Je suis titulaire d'une classe spéciale. Certains parents finissent par accepter le classement après avoir refusé longtemps et ils sont unanimement satisfaits, parce que la classe répond fondamentalement au besoin de leur enfant en difficulté, parce que dans le groupe plus restreint, on a plus le temps et le luxe de s'occuper de l'affectif de l'enfant. Parce qu'il n'est pas marginalisé, au contraire, il se fait enfin des amis.
J'ai deux TDA dans ma classe sans médic. Selon les rapports, c'est recommandé et pour un des deux, ça améliorait vraiment son immense difficulté (4 ans de retard en écriture malgré un potentiel d'intelligence normal-- dyslexie carabinée). L'élève progresse bien quand même, parce que le type de classe et d'enseignement est fait assez "sur mesure" pour lui.

Un prof qui se met en congé, en passant, ne se paie pas un luxe. Il a souvent sa vie à lui aussi qui continue et ses problèmes. Voyons donc!

Cela dit, le parent d'enfant hyperactif est souvent en effet fatigué et épuisé, avec raison.
J'ose penser que ceux qui travaillent avec le personnel enseignant et non toujours en guerre se sentent moins seuls. Je l'espère bien...

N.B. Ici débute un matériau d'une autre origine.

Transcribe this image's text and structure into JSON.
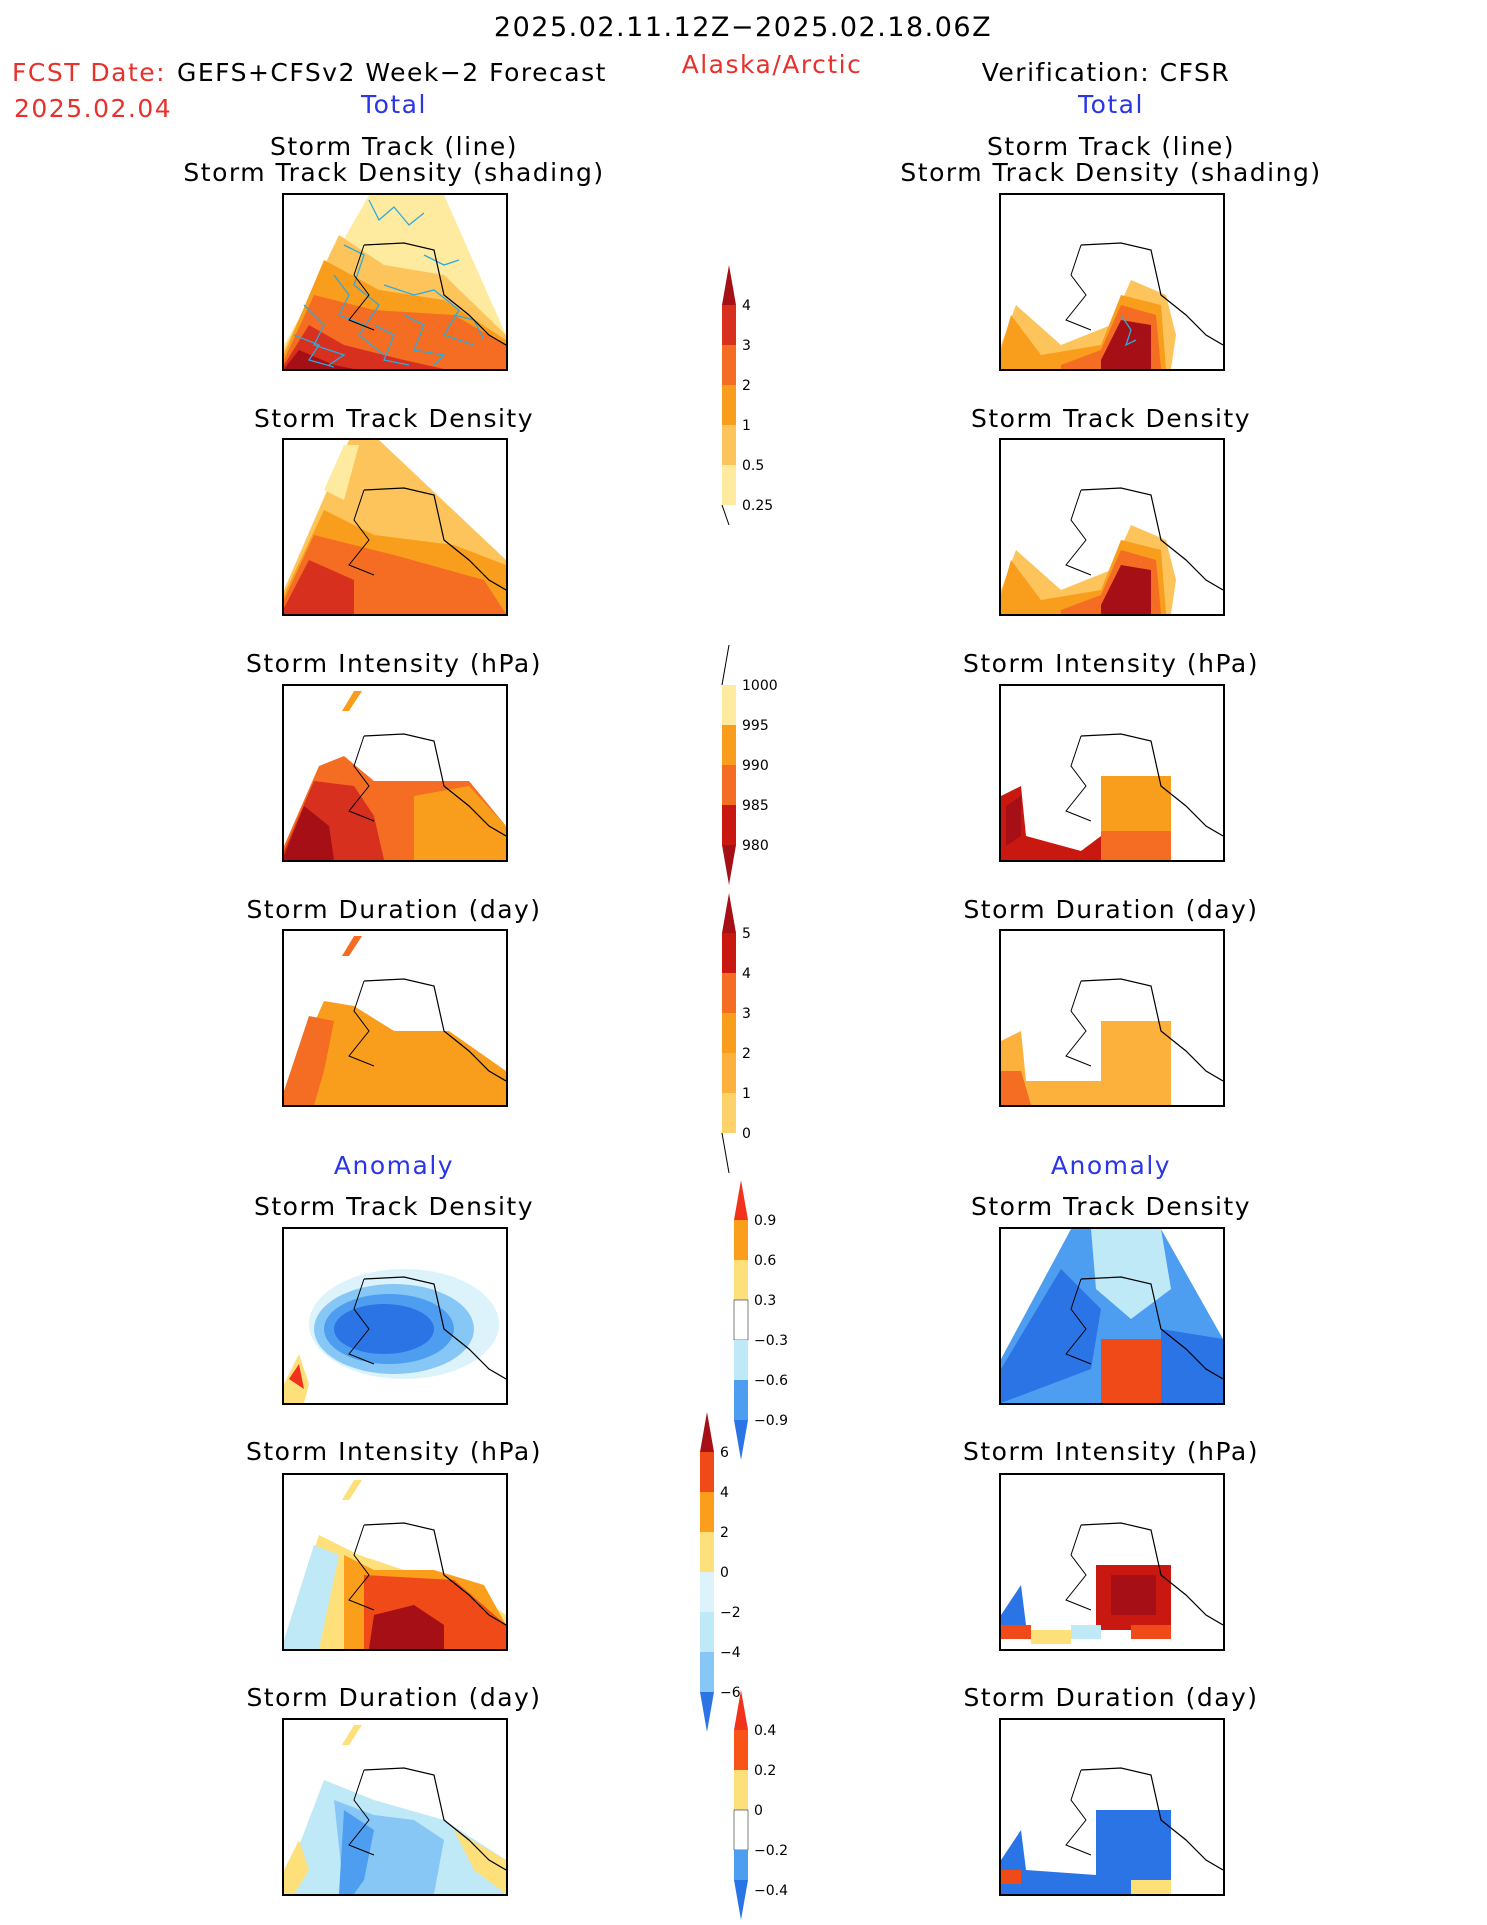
{
  "header": {
    "period": "2025.02.11.12Z−2025.02.18.06Z",
    "fcst_label": "FCST Date:",
    "fcst_product": "GEFS+CFSv2 Week−2 Forecast",
    "fcst_date": "2025.02.04",
    "region": "Alaska/Arctic",
    "verification": "Verification: CFSR"
  },
  "sections": {
    "total": "Total",
    "anomaly": "Anomaly"
  },
  "titles": {
    "track_line": "Storm Track (line)",
    "track_density_shading": "Storm Track Density (shading)",
    "track_density": "Storm Track Density",
    "intensity": "Storm Intensity (hPa)",
    "duration": "Storm Duration (day)"
  },
  "colorbars": {
    "density": {
      "ticks": [
        "4",
        "3",
        "2",
        "1",
        "0.5",
        "0.25"
      ],
      "colors": [
        "#a50f15",
        "#d7301f",
        "#f46d23",
        "#f99d1c",
        "#fdc45b",
        "#feeba0"
      ],
      "arrow_top": "#a50f15"
    },
    "intensity": {
      "ticks": [
        "1000",
        "995",
        "990",
        "985",
        "980"
      ],
      "colors": [
        "#feeba0",
        "#f99d1c",
        "#f46d23",
        "#c8180f"
      ],
      "arrow_bottom": "#a50f15"
    },
    "duration": {
      "ticks": [
        "5",
        "4",
        "3",
        "2",
        "1",
        "0"
      ],
      "colors": [
        "#c8180f",
        "#f46d23",
        "#f99d1c",
        "#fbb13c",
        "#fdd26a",
        "#feeba0"
      ],
      "arrow_top": "#a50f15"
    },
    "anom_density": {
      "ticks": [
        "0.9",
        "0.6",
        "0.3",
        "−0.3",
        "−0.6",
        "−0.9"
      ],
      "colors": [
        "#f95418",
        "#fb9e1c",
        "#fde07a",
        "#ffffff",
        "#bfe9f7",
        "#87c7f5",
        "#4d9ef0"
      ],
      "arrow_top": "#f0331a",
      "arrow_bottom": "#2a74e6"
    },
    "anom_intensity": {
      "ticks": [
        "6",
        "4",
        "2",
        "0",
        "−2",
        "−4",
        "−6"
      ],
      "colors": [
        "#f04a18",
        "#fb9e1c",
        "#fde07a",
        "#ddf3fb",
        "#bfe9f7",
        "#87c7f5",
        "#4d9ef0",
        "#2a74e6"
      ],
      "arrow_top": "#a50f15",
      "arrow_bottom": "#2a74e6"
    },
    "anom_duration": {
      "ticks": [
        "0.4",
        "0.2",
        "0",
        "−0.2",
        "−0.4"
      ],
      "colors": [
        "#f95418",
        "#fde07a",
        "#ffffff",
        "#bfe9f7",
        "#4d9ef0"
      ],
      "arrow_top": "#f0331a",
      "arrow_bottom": "#2a74e6"
    }
  }
}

En terminant, il y a aussi des enseignants bornés et je me dis que c'est sûrement une mauvaise rencontre qui vous fait avoir ce type d'opinion à la limite méprisante. Bien dommage, en général, les enseignants, comme les parents, essaient réellement de faire de leur mieux pour aider TOUS leurs élèves et ceux du régulier ont des classes de plus en plus difficiles.

Jonathan Livingston a dit…

Bon, il y a sûrement une loi qui permet à une personne de faire du déni et d'embêter les autres. Si c'est le cas, on peut imputer la cause de tout ceci dans cette loi qui peut aboutir à des procès.

Est-ce vraiment la mère qui est seulement la cause de ce merdier? Il y a aussi cette fameuse ou fumeuse idéologie de l'intégration à la normalité en vogue dans le monde des gogo et lologue, une obsession dans un monde de plus en plus conventionnel. Tout le monde veut être normal, je ne trouve pas ça normal! Évidemment les lologues ne font pas de la classe. On ne vit plus en tribu ou en familles nombreuses pour garder les enfants en grande difficulté d'adaptation et les mettre simplement à contribution dans la sphère domestique. Dans un monde moderne, le «mésadapté» détonne.

Je suis franchement loin de comprendre ce qu'offrirait de mieux en terme d'intervention d'intégration une classe normale comparé à une programme adaptée avec des intervenants aguerris à des problématiques d'adaptation spécifiques enfin pour ces cas trop lourds. ET pour les cas moins sévères, la classe moins nombreuse présentent des conditions de loin supérieures pour favoriser l'éducation de ces jeunes. Mais offrir des services adaptés coûte des sous évidemment et beaucoup de sous qu'on ne peut pas faire passer en douce d'une enveloppe à l'autre pour cacher le sous-financement de l'éducation ou payer des buffets spéciaux...

La fumeuse idéologie fournit la plate excuse de ne pas justement offrir de services.

Enfin, s'il n'y a pas de loi contraignante, ce n'est pas la mère qui me semble en cause, mais elle fournit une maudite bonne excuse...

Bref, l'annonce de la ministre apparait comme une lueur d'espoir après 15 ans de sous-financement fumeux dans les services adaptés. Le politique reconnaît le problème, c'est un début.